The stand seems a bit kitschy for my tastes, but offering to pray for people is an excellent way to let them know that you're a believer and to get past the initial assumption in our culture that spiritual stuff should be kept to oneself.

If offering to pray for someone, it's good to make sure you really do desire to pray for them and aren't just offering to pray as a bait-and-switch pretext for engaging them in some other conversation. There will often be opportunities for deeper conversations about faith down the road... provided you prove that your prayer for them was a true act of caring, not a "witnessing" project in disguise.


----------



## GoodTreeMinistries.com (Aug 10, 2013)

Yes I take prayer to God serious. Not sure I could pray for someone and not mean it. After prayer would try to find out some background and witness though ofcourse. Thanks for your thoughts about stand!


----------



## Andres (Aug 10, 2013)

I must first admit that I am usually not a fan of these types of things. When I initially read the post, I didn't think it would be something I'd buy into but after seeing it on the video, I actually think it is a neat idea and it could really open some serious doors for sharing the gospel with people. I actually like this better than open-air preaching. My biggest caution would be that you make sure you have good, gospel-centered tracts to hand out. There are a lot of bad tracts out there so use wisdom in selecting these, but otherwise, I pray God's blessings upon the endeavor.


----------



## CuriousNdenver (Aug 10, 2013)

Andres said:


> There are a lot of bad tracts out there so use wisdom in selecting these



Oh, so sadly true. I do street evangelism, too. I struggle to find tracts with a clear gospel message that do not either attempt to add something to the message or to dumb it down.

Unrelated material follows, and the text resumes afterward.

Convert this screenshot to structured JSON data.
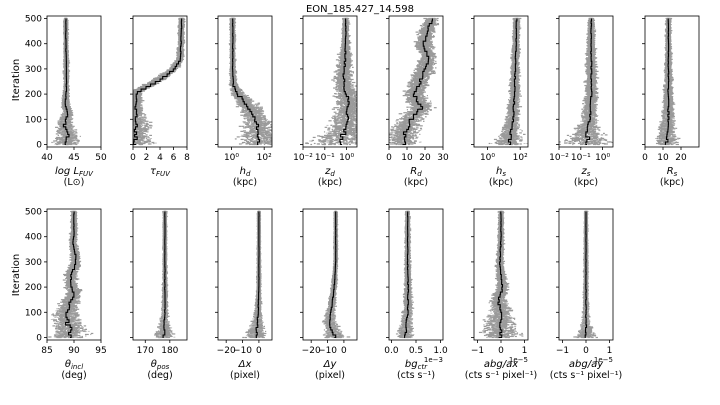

I wrote my own one Christmas for a group holiday outreach, because I couldn't find any with a clear gospel presentation that were in stock.

"What are you thoughts of using a prayer stand as an outreach tool. You would ask people if they wanted prayer then be able to share the gospel with them. Here is video of Prayer Stand: The Prayer Stand - YouTube"

I'm not fond of gimmicky things, but this looks very practical, as long as there is an easy way to weight it down so it doesn't blow over. I have friends who use tables and their tracts blow away all the time. They are also heavy to drag around and require more space than this would. I am not able to stand in one place for any length of time, so I walk when I hand out tracts and stop when I find people interested in a conversation. If you are able to stay-put, this looks like a good idea.

As others mentioned, it would be important to keep the focus on prayer - deliver what is advertised, and segue into a gospel centered conversation only if the person expresses interest. I try to have a list of faithful churches in the area when I do outreach. I have have MANY people ask where they can attend church. Sadly, when we do outreach in inner city Denver, there are very few faithful churches (that I have found) to refer them to.


----------



## GoodTreeMinistries.com (Aug 11, 2013)

Yes, I like this as a alternative to open air preaching. I am defiantly not against open air preaching though. My plan would truly be as prayer for people. Then would start to see if there was an opening to talking about spiritual thinks. Would hope to be able to share the gospel with each person vocally. If not would try to leave them something that had the gospel on it and a way they could reach me. I did not really like this idea at first then it grew on me after watching the video also.


----------